The Las Vegas Raiders hit a crossroads with Maxx Crosby this week, and it wasn’t hard to see it coming. Crosby is their best player by far, and he goes flat-out at 100 percent for a bad team that’s rarely done that this year, and normally the last thing you'd want to do is shut a guy like that down when he still wants to play.
But that's exactly what the Raiders did, despite the risks that come with alienating Crosby. It may be logical medically given how long his knee injury has lingered, although it’s not safe to assume anything logical with this franchise given how kooky and upside-down things have gotten. Coach Pete Carroll has been living in his private fantasy world for months now, insisting that he’s installing a winning culture on a team that continues to lose game after game while putting an incompetent product on the field.

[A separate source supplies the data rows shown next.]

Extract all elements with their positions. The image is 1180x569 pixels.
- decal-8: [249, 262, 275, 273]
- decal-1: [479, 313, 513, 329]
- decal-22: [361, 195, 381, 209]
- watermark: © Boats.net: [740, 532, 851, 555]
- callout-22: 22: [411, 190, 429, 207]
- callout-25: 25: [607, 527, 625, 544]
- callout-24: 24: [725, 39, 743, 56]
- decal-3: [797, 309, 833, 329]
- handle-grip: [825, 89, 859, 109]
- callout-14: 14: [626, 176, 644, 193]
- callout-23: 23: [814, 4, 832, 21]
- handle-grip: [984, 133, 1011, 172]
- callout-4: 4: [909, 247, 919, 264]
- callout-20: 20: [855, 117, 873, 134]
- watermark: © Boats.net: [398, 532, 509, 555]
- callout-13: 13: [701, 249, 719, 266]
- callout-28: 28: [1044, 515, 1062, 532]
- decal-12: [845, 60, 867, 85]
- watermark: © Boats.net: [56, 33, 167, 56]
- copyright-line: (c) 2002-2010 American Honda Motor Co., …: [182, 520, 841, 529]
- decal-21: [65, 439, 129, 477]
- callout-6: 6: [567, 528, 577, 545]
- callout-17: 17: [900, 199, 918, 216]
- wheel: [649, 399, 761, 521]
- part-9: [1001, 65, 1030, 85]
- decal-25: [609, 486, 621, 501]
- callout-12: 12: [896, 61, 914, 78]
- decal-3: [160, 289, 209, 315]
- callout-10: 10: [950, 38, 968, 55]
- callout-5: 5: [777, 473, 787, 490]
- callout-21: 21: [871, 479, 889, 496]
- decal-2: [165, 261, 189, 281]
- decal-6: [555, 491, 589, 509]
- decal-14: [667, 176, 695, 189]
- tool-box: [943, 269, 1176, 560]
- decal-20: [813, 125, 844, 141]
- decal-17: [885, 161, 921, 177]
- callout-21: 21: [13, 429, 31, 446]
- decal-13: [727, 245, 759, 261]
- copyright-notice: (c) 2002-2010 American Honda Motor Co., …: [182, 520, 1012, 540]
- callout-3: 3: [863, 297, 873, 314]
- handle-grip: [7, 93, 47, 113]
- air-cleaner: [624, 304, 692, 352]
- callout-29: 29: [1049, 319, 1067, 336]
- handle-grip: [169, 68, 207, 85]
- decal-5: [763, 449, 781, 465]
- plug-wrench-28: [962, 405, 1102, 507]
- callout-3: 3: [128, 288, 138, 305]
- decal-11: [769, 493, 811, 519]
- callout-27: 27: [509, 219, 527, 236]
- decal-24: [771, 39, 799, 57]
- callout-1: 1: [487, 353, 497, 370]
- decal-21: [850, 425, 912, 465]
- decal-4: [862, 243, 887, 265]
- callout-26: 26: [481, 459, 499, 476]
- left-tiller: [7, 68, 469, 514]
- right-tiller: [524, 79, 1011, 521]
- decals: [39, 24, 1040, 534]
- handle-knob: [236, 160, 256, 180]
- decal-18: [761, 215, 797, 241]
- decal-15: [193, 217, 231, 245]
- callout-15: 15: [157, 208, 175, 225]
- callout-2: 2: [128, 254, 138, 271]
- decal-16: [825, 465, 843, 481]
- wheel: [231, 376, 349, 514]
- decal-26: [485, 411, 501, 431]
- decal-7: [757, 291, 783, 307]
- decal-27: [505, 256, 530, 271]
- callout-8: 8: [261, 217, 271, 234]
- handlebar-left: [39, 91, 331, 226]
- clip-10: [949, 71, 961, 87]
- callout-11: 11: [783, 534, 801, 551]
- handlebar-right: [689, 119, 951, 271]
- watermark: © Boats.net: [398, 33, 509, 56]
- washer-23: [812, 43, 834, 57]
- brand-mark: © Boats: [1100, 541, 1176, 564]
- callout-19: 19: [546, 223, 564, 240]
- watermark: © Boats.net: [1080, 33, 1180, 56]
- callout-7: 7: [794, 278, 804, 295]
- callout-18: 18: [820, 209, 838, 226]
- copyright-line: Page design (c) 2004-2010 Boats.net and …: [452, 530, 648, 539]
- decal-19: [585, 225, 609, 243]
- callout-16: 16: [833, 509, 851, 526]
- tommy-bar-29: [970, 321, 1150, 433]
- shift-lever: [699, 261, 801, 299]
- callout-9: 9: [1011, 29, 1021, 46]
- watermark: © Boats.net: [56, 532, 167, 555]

Crosby wanted to play, despite the fact that he’s been hobbled by a knee injury for weeks now, because that’s what he does. He was so upset by the team’s decision that he left the facility, and Carroll tried to sell the media on the idea that he approved of this despite the fact that it goes one hundred percent against the reaction the team was probably after.
There’s a lot that we don’t know about this. Just how bad were the medicals, anyway? Was this decision based on contract incentives that Crosby now won’t be able to each? Shortchanging Crosby on anything like that would be foolhardy given how important the defensive end to the franchise, both on the field and image-wise, but once again, this is Las Vegas, so assumptions like that are dangerous.
The Raiders have been walking a tight rope trying to keep Crosby happy for a while now, which hasn’t been easy given the canyon between how bad the Raiders are and how good Crosby has been.
They met with him shortly after things went south initially, but since that meeting things have gotten exponentially worse, and it’s hard to imagine Crosby being happy about anything that’s happened since.
This is a familiar drama in the NFL, and there’s really only one move that hasn’t been made yet—the Raiders trading Crosby for draft capital once Carroll gets fired after the season ends. There’s really no reason Crosby should trust the Raiders to fix this situation, much less hire a coach who’s even competent, so that will be the resolution during the offseason.
There's only one winner here, and it's not the Raiders. They'll get the draft capital they need, and Crosby won't be happy about leaving the franchise he's come to love. But the team that acquires him will get a model player, a team leader and a great edge rusher in his prime, and that's the win-win in what has otherwise been a disaster for both Las Vegas and Crosby.